When I first fought cancer more than a decade ago, I was scared to death to miss much work lest I be replaced or seen as a liability.  After extensive abdominal surgery and against medical advice, I returned to work too soon.  But I believed it was the only way to protect our income and the benefits upon which our family depended. I developed a huge abdominal hernia, ignored it for months as I worked to pay off the deductibles and out-of-pocket costs from my first cancer surgery, and eventually needed even more extensive abdominal surgery including the placement of a large prosthetic mesh.  A few months later, and back at work again, another hernia higher in my abdomen developed and it was back to surgery for the third time.  Bills, endless medical bills, and the stress from trying to stay employed were enormous.  My husband had his own fight with serious medical issues, but I was the one who was to keep us afloat – he was too sick.  My problem, after all, was just my belly.  His was his heart.  His heart won that gruesome contest outright.
So fast forward to my current struggle with medical issues:  those many long ago surgeries necessary mostly because I always had to put money and protection of our benefits ahead of my own health had far-reaching health consequences and high residual costs.  As my doctors now struggle to properly diagnose and treat me for serious problems in my gut, all that old surgical work complicates current efforts enormously.  Scar tissue and adhesions and the meshes make less invasive procedures more difficult, and doing any additional invasive work must be kept to a minimum lest we create even more scar tissue.  I’m in a healthcare Catch-22.

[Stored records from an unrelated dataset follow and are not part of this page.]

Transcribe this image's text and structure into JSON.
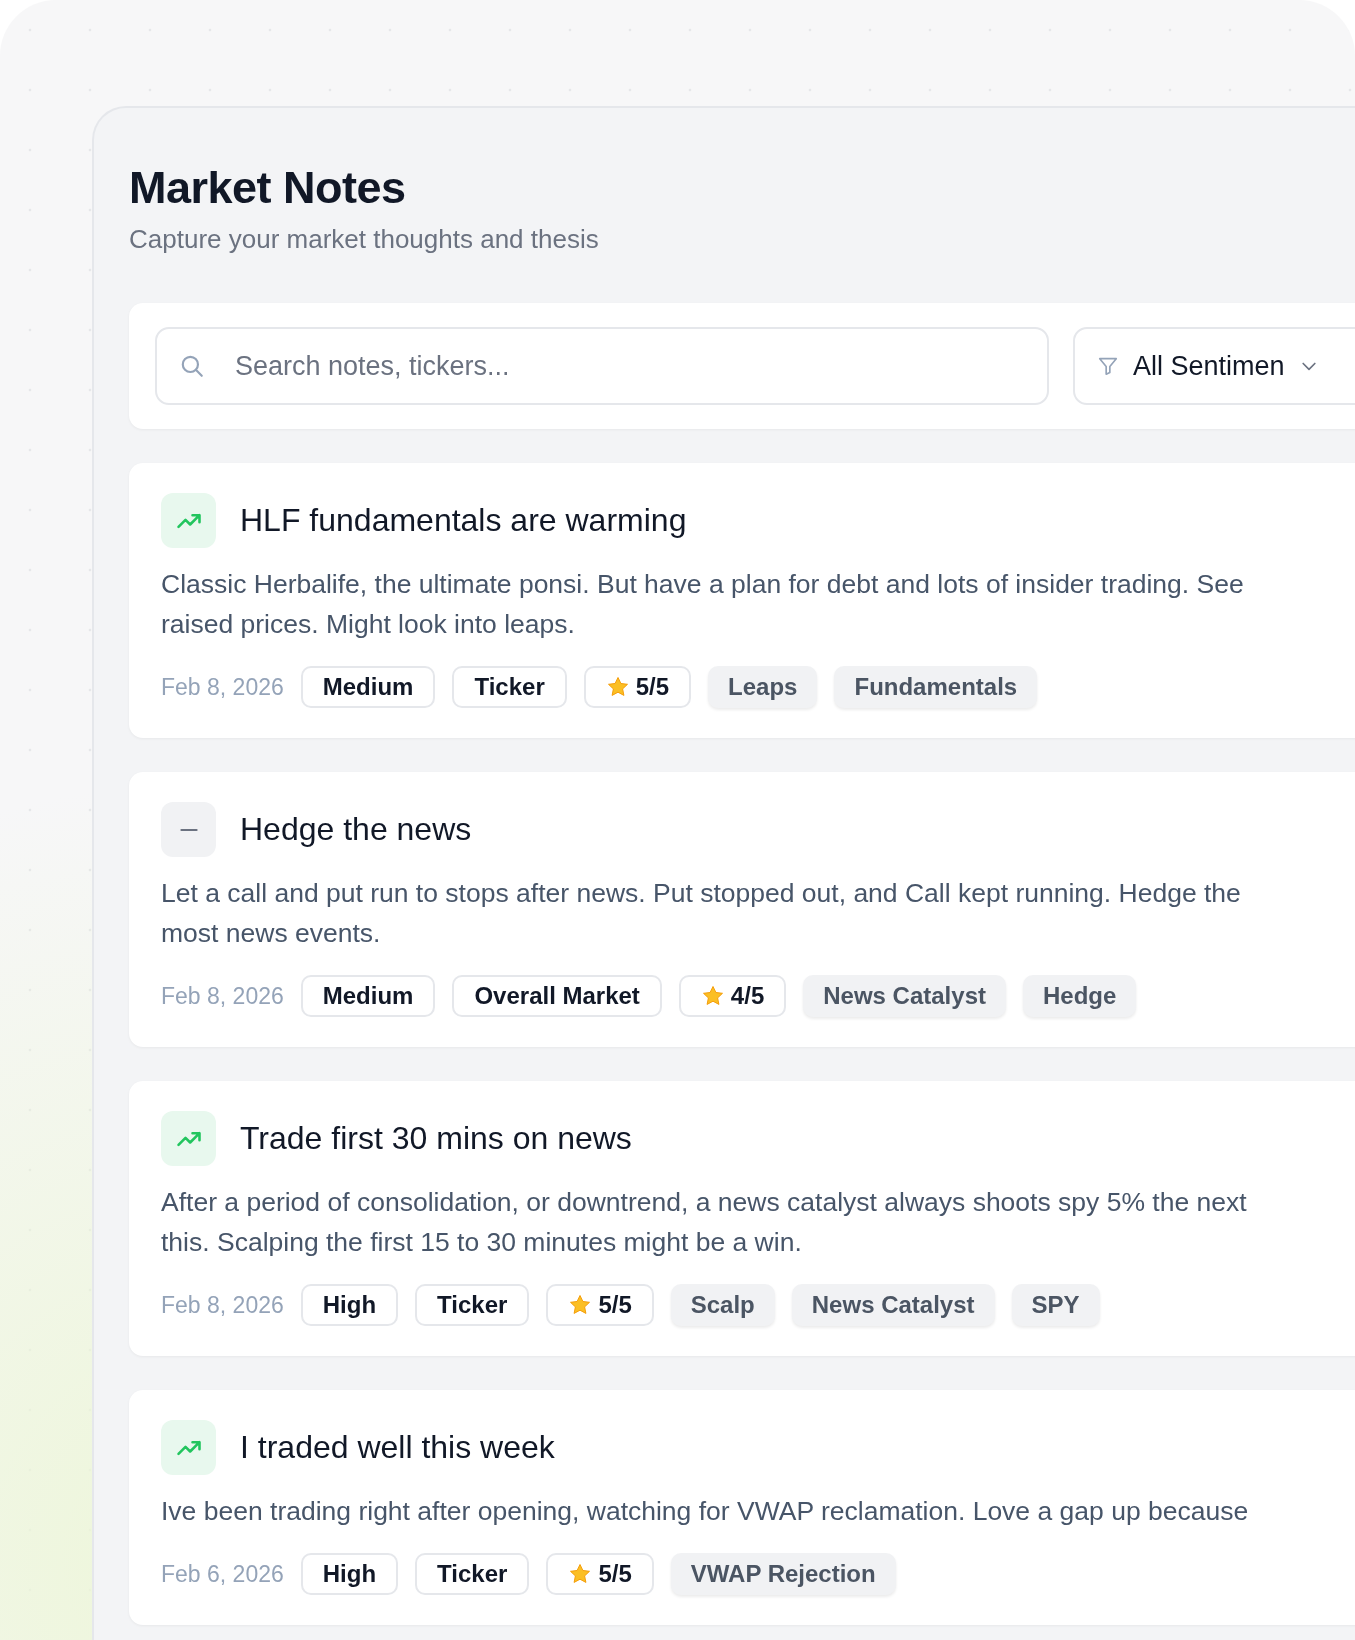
{
  "header": {
    "title": "Market Notes",
    "subtitle": "Capture your market thoughts and thesis"
  },
  "search": {
    "placeholder": "Search notes, tickers..."
  },
  "filter": {
    "value": "All Sentimen"
  },
  "notes": [
    {
      "kind": "bullish",
      "title": "HLF fundamentals are warming",
      "body_lines": [
        "Classic Herbalife, the ultimate ponsi. But have a plan for debt and lots of insider trading. See",
        "raised prices. Might look into leaps."
      ],
      "date": "Feb 8, 2026",
      "priority": "Medium",
      "category": "Ticker",
      "rating": "5/5",
      "tags": [
        "Leaps",
        "Fundamentals"
      ]
    },
    {
      "kind": "neutral",
      "title": "Hedge the news",
      "body_lines": [
        "Let a call and put run to stops after news. Put stopped out, and Call kept running. Hedge the",
        "most news events."
      ],
      "date": "Feb 8, 2026",
      "priority": "Medium",
      "category": "Overall Market",
      "rating": "4/5",
      "tags": [
        "News Catalyst",
        "Hedge"
      ]
    },
    {
      "kind": "bullish",
      "title": "Trade first 30 mins on news",
      "body_lines": [
        "After a period of consolidation, or downtrend, a news catalyst always shoots spy 5% the next",
        "this. Scalping the first 15 to 30 minutes might be a win."
      ],
      "date": "Feb 8, 2026",
      "priority": "High",
      "category": "Ticker",
      "rating": "5/5",
      "tags": [
        "Scalp",
        "News Catalyst",
        "SPY"
      ]
    },
    {
      "kind": "bullish",
      "title": "I traded well this week",
      "body_lines": [
        "Ive been trading right after opening, watching for VWAP reclamation. Love a gap up because"
      ],
      "date": "Feb 6, 2026",
      "priority": "High",
      "category": "Ticker",
      "rating": "5/5",
      "tags": [
        "VWAP Rejection"
      ]
    }
  ]
}
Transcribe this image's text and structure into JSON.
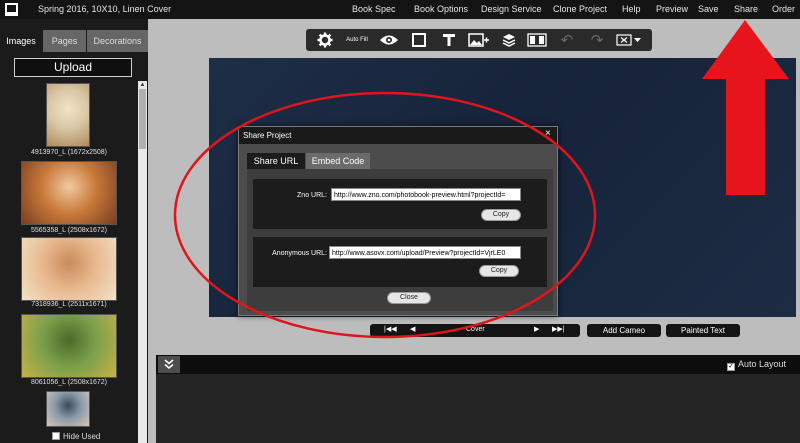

I am not unique among American patients.  I am a working person who has made decisions always with an eye to keeping myself so.  And because we have such a dysfunctional healthcare system that forces working people to make healthcare decisions like I did and do still today, the costs are much higher for my more complicated care.  I now feel like such a liability.  And when I get sick and need help, I am often denied what I need either by Aetna’s actuarial staff or by the ongoing terror of being working class and needing to protect my job and benefits.  The stress is awful.  And my gut pain and upset is too. 
It was a huge personal victory to survive long enough to get my husband to Medicare age.  I know that, and I now have seen up close how much better his access to care is and how much less he ever has to pay out-of-pocket for his care.  He is never denied.  Let me repeat, he has yet to be denied a needed medical treatment or medicine since he became Medicare eligible.  We do pay for a supplemental policy, but that Humana policy rarely pays much out against the $285/mo premium we pay.
Medicare for all for life would have spared me the terror and these current traumas with Aetna, but it also would have provided me access to appropriate care years ago that could not have been lost while I recovered from those surgeries.  Medicare for all for life isn’t just the right thing to do; it is also a cost-saving plan working families need in America.  Join the fight and sign the petition lest you join my all-too-common ranks.